Die Angaben zur Gletscherschmelze auf dem Dach der Welt brachten den IPCC im Januar in die Kritik. (Fotos: Reimer)
Bei der Anhörung am Freitag sagte Pachauri: "Wir machen alles, was menschenmöglich ist." Das Autoren einen Fehler gemacht und Prüfer ihn übersehen hätten, sei bedauerlich, so Pachauri. "Aber das ändert nichts an dem Fakt, dass die Gletscher schmelzen." Der Inder verwies auf die enorme Komplexität und Datenfülle, die der Klimabericht inzwischen erreicht habe: Am vierten Weltklimareport hatten 1.250 Autoren geschrieben und 2.500 Experten zum Prüfen der Daten mitgearbeitet.
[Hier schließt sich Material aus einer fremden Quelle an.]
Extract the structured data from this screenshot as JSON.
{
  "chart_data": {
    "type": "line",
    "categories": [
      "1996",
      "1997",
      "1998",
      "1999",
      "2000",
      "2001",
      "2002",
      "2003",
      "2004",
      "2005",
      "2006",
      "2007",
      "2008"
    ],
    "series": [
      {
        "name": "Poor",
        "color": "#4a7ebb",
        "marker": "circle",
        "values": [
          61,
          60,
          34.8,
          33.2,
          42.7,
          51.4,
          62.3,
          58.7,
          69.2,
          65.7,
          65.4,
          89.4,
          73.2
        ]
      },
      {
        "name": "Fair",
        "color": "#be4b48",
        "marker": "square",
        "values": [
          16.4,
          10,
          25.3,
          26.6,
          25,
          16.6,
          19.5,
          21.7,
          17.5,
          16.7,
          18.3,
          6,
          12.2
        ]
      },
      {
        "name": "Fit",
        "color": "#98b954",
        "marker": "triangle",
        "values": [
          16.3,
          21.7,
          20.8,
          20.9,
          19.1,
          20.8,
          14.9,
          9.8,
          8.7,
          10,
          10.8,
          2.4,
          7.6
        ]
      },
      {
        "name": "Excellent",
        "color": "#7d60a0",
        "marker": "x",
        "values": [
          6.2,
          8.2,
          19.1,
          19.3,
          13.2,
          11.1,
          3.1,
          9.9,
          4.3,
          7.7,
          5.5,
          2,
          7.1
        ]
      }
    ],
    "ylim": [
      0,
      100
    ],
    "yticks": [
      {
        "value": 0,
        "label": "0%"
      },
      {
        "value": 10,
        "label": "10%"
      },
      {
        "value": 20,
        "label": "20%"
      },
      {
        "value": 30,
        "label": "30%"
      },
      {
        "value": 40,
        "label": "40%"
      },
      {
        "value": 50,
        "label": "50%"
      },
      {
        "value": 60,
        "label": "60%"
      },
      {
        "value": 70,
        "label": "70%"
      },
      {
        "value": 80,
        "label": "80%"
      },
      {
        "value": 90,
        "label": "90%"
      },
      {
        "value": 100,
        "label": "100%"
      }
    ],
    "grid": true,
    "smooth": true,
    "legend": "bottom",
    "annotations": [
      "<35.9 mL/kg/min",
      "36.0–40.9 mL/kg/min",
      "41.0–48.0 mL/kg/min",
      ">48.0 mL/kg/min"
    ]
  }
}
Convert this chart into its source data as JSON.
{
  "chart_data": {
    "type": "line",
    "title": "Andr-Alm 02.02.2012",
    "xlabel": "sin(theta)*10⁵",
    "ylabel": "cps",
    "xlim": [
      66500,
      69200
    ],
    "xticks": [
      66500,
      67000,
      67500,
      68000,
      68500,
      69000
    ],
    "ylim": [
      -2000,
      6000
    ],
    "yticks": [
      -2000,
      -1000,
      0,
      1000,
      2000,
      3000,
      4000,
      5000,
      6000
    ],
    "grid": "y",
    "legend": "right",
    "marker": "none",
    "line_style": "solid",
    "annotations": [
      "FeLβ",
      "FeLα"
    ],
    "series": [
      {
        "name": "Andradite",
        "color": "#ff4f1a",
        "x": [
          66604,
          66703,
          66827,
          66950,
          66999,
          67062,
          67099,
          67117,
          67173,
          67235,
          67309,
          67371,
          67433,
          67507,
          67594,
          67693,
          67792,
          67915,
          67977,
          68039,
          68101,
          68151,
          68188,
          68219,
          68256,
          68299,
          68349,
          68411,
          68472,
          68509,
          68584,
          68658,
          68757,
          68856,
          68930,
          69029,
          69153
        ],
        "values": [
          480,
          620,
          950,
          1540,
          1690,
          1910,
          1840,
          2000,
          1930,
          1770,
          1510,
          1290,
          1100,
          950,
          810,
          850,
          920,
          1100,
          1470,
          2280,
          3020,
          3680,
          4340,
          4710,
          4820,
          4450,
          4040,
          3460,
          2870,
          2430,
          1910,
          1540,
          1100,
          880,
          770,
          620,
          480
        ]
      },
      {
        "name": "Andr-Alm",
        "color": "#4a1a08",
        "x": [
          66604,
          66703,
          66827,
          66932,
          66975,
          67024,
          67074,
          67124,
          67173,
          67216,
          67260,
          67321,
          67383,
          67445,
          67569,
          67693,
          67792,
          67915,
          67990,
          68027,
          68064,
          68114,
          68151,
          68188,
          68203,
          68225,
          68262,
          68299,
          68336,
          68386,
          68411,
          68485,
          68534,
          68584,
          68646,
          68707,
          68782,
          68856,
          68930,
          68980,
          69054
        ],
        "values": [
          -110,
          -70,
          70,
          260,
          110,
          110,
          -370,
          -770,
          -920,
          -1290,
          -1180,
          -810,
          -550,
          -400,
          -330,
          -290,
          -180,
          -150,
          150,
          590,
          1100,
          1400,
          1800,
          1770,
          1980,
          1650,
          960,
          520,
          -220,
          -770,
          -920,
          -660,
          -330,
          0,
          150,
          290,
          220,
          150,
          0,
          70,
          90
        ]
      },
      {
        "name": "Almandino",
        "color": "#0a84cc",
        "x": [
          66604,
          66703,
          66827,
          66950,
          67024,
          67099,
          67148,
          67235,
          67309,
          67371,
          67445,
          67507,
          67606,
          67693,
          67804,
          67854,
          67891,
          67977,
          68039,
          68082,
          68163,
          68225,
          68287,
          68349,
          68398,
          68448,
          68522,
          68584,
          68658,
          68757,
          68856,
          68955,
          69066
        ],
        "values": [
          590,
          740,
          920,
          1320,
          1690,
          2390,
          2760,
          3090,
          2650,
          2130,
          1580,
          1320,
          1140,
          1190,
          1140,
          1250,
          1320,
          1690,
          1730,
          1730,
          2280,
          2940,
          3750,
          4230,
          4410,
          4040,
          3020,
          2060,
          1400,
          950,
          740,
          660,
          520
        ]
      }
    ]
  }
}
Als Ergebnis der Fehleranalyse sollen sich die drei Hauptarbeitsgruppen besser aufeinander abstimmen und prüfen, ob die Ergebnisse übereinstimmen (im Hauptkapitel zu Gletschern beispielsweise war alles korrekt, der aufsehenerregende Himalaya-Fehler war in einem anderen Teil des Berichts passiert). Außerdem sollen Daten, die nicht aus Fachzeitschriften stammen, als solche besser ausgewiesen und stärker überprüft werden. Man könne jedoch noch so viel Kontrolle einführen, "wichtig bleiben die einzelnen Autoren", betonte Pachauri.